Ayala - Meu interesse pela América Latina vem de minhas raízes espanholas, mas também nos últimos 25 anos eu mantive contatos íntimos com vários grupos científicos na região. O que aconteceu na América Latina, apesar dos altos e baixos, nos últimos anos, foi que houve um aumento da dedicação dos governos à ciência, com a criação de alguns fortes grupos de pesquisa. Foram em pontos isolados, não em todas as disciplinas, não em todos os países, mas fazem ciência de alto nível. Chegou a hora de ampliar isso, aumentando a interação entre si e com os EUA. Eu acho que em muitos países a atividade científica se beneficiaria dessa associação com os EUA, para criar uma super associação para o avanço da ciência no hemisfério ocidental, eventualmente mesmo uma fundação pan-americana de ciência e outras atividades que poderiam mudar essa estima baixa que o governo e a sociedade dão à ciência.
Folha - Como geneticista, o senhor sabe que esses avanços trouxeram problemas éticos. O senhor acredita que os cientistas estão aptos a lidar com os resultados de suas descobertas?
Ayala - A biotecnologia, e a genética em particular, colocam tremendos dilemas éticos que têm de ser resolvidos. Cientistas têm o mesmo papel de todos os cidadãos, apesar de terem um papel de experts no lado científico, embora não nas questões legais e éticas. É preciso antecipar as questões. O programa do genoma humano, por exemplo, vai ser algo real em alguns poucos anos. É hora de começar a se preocupar com as implicações. Cientistas têm de dar o conhecimento informado à sociedade, para que ela decida.
Folha - Não é uma posição confortável para os cientistas? Como no caso do Projeto Manhattan, em que os cientistas estavam só desenvolvendo uma bomba atômica que outros usariam. Mas sem eles não haveria a bomba. A genética nao é um monte de pequenos projetos Manhattan prontos a explodir nas mãos da sociedade?

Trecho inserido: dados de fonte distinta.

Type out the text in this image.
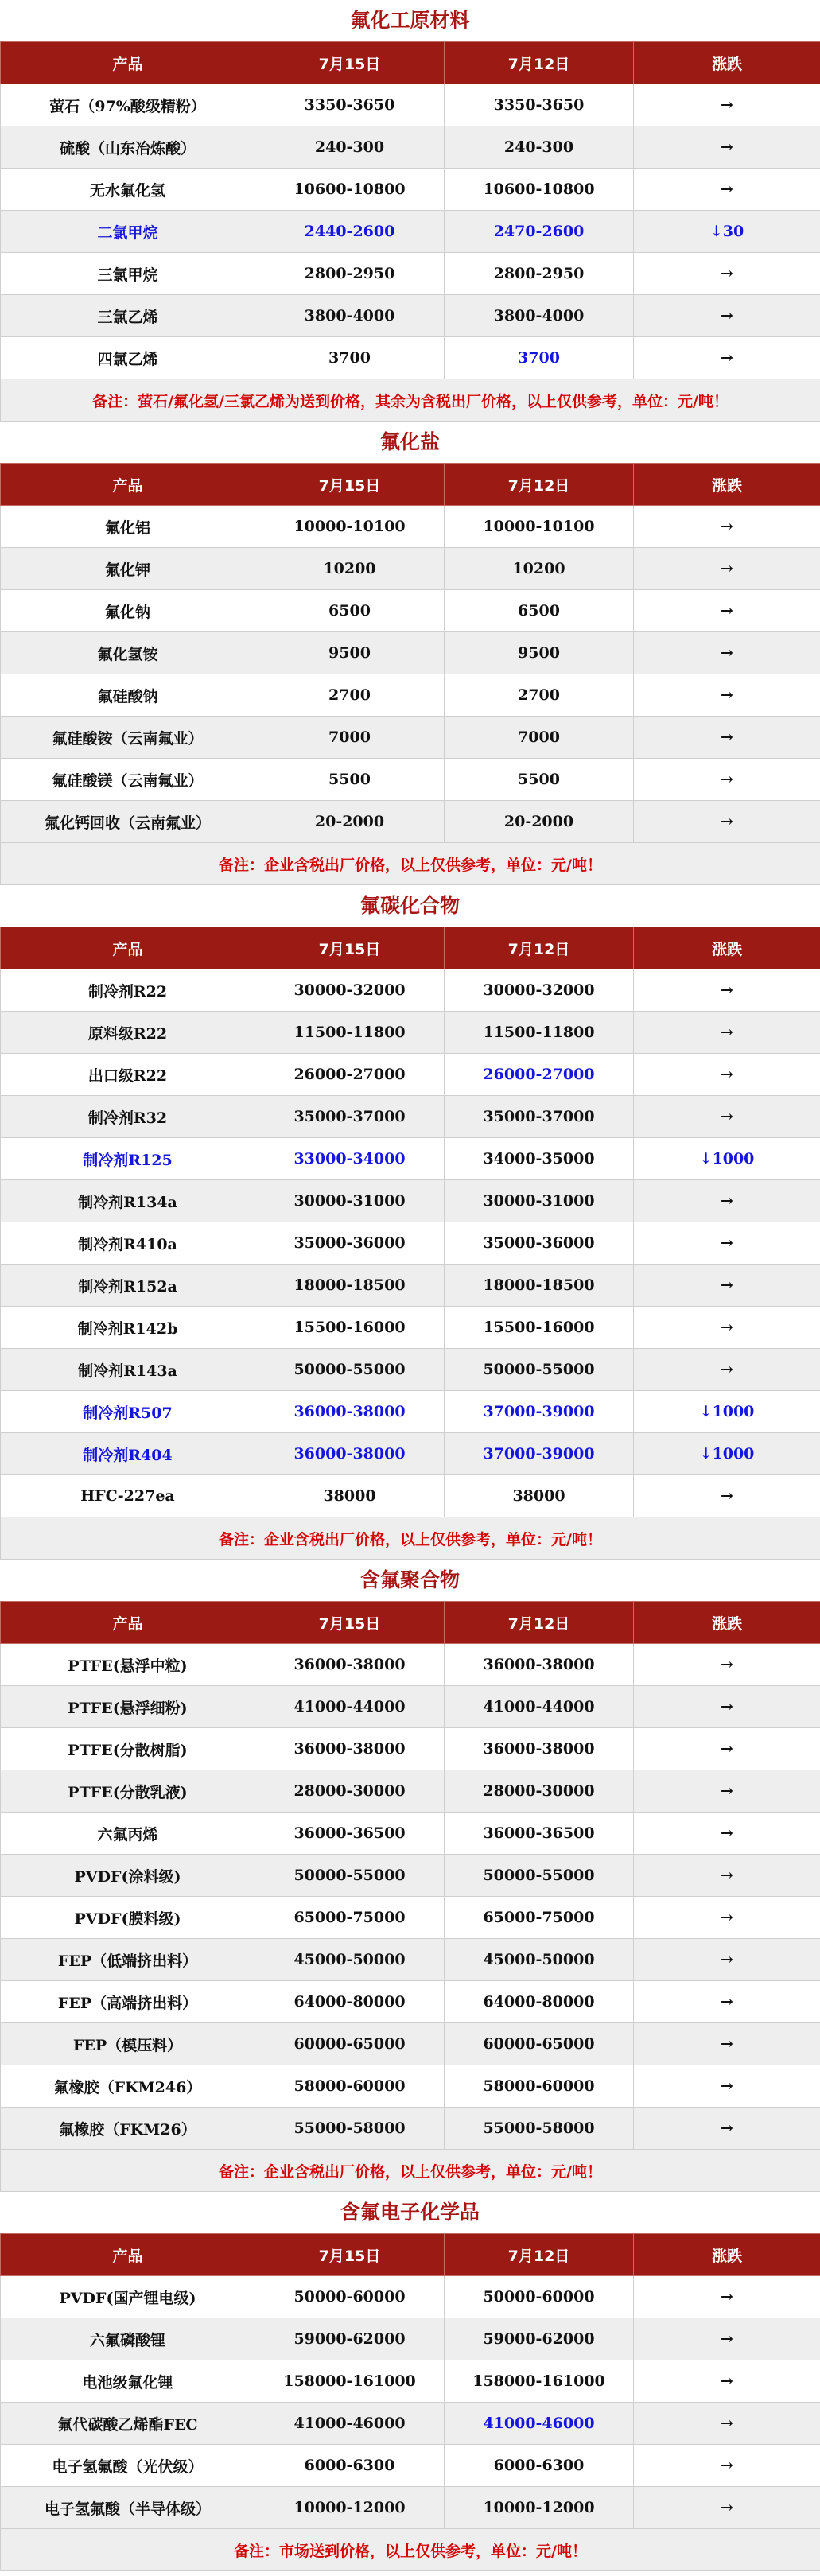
氟化工原材料
产品	7月15日	7月12日	涨跌
萤石（97%酸级精粉）	3350-3650	3350-3650	→
硫酸（山东冶炼酸）	240-300	240-300	→
无水氟化氢	10600-10800	10600-10800	→
二氯甲烷	2440-2600	2470-2600	↓30
三氯甲烷	2800-2950	2800-2950	→
三氯乙烯	3800-4000	3800-4000	→
四氯乙烯	3700	3700	→
备注：萤石/氟化氢/三氯乙烯为送到价格，其余为含税出厂价格，以上仅供参考，单位：元/吨！			
氟化盐
产品	7月15日	7月12日	涨跌
氟化铝	10000-10100	10000-10100	→
氟化钾	10200	10200	→
氟化钠	6500	6500	→
氟化氢铵	9500	9500	→
氟硅酸钠	2700	2700	→
氟硅酸铵（云南氟业）	7000	7000	→
氟硅酸镁（云南氟业）	5500	5500	→
氟化钙回收（云南氟业）	20-2000	20-2000	→
备注：企业含税出厂价格，以上仅供参考，单位：元/吨！			
氟碳化合物
产品	7月15日	7月12日	涨跌
制冷剂R22	30000-32000	30000-32000	→
原料级R22	11500-11800	11500-11800	→
出口级R22	26000-27000	26000-27000	→
制冷剂R32	35000-37000	35000-37000	→
制冷剂R125	33000-34000	34000-35000	↓1000
制冷剂R134a	30000-31000	30000-31000	→
制冷剂R410a	35000-36000	35000-36000	→
制冷剂R152a	18000-18500	18000-18500	→
制冷剂R142b	15500-16000	15500-16000	→
制冷剂R143a	50000-55000	50000-55000	→
制冷剂R507	36000-38000	37000-39000	↓1000
制冷剂R404	36000-38000	37000-39000	↓1000
HFC-227ea	38000	38000	→
备注：企业含税出厂价格，以上仅供参考，单位：元/吨！			
含氟聚合物
产品	7月15日	7月12日	涨跌
PTFE(悬浮中粒)	36000-38000	36000-38000	→
PTFE(悬浮细粉)	41000-44000	41000-44000	→
PTFE(分散树脂)	36000-38000	36000-38000	→
PTFE(分散乳液)	28000-30000	28000-30000	→
六氟丙烯	36000-36500	36000-36500	→
PVDF(涂料级)	50000-55000	50000-55000	→
PVDF(膜料级)	65000-75000	65000-75000	→
FEP（低端挤出料）	45000-50000	45000-50000	→
FEP（高端挤出料）	64000-80000	64000-80000	→
FEP（模压料）	60000-65000	60000-65000	→
氟橡胶（FKM246）	58000-60000	58000-60000	→
氟橡胶（FKM26）	55000-58000	55000-58000	→
备注：企业含税出厂价格，以上仅供参考，单位：元/吨！			
含氟电子化学品
产品	7月15日	7月12日	涨跌
PVDF(国产锂电级)	50000-60000	50000-60000	→
六氟磷酸锂	59000-62000	59000-62000	→
电池级氟化锂	158000-161000	158000-161000	→
氟代碳酸乙烯酯FEC	41000-46000	41000-46000	→
电子氢氟酸（光伏级）	6000-6300	6000-6300	→
电子氢氟酸（半导体级）	10000-12000	10000-12000	→
备注：市场送到价格，以上仅供参考，单位：元/吨！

Ayala - Correto, e eu começo minha resposta lembrando a primeira explosão atômica, o teste em Alamogordo. O diretor do Projeto Manhattan, Robert Oppenheimer, disse então que a ciência tinha conhecido o pecado. Ele quis dizer que os cientistas tinham percebido que aquilo trouxe uma tremenda quantidade de questões morais que os cientistas teriam de confrontar. Eu não concordo com aqueles que acham que a ciência é neutra. A ciência tem implicações éticas e legais e os cientistas têm de participar dessas discussões como cidadãos. Não dá mais para pegar a situação confortável como você diz que alguns cientistas ainda tomam. É um dos motivos pelos quais eu assumi a AAAS, eu acredito que há um papel a se fazer aqui. A AAAS tem de confrontar essas questões.
Folha - A ciência está cada vez mais difícil de ser entendida pelos leigos, cada vez se especializa mais. O senhor não acha que há um fosso crescente entre a percepção da ciência pela sociedade e o que os cientistas fazem?
Ayala - Eu não acredito que o fosso esteja crescendo, nem que precise haver um fosso. Os princípios básicos da ciência podem ser explicados, são ensinados nas escolas. Os meios de comunicação são importantes nesse diálogo, para educar o cidadão. Veja a imprensa americana, há repórteres que escrevem sobre questões científIcas nas primeiras páginas do "New York Times" e do "Washington Post" e o fazem muito bem. Os próprios cientistas não são tão bons nisso, em geral. Nos EUA há mais e mais atenção à ciência na mídia.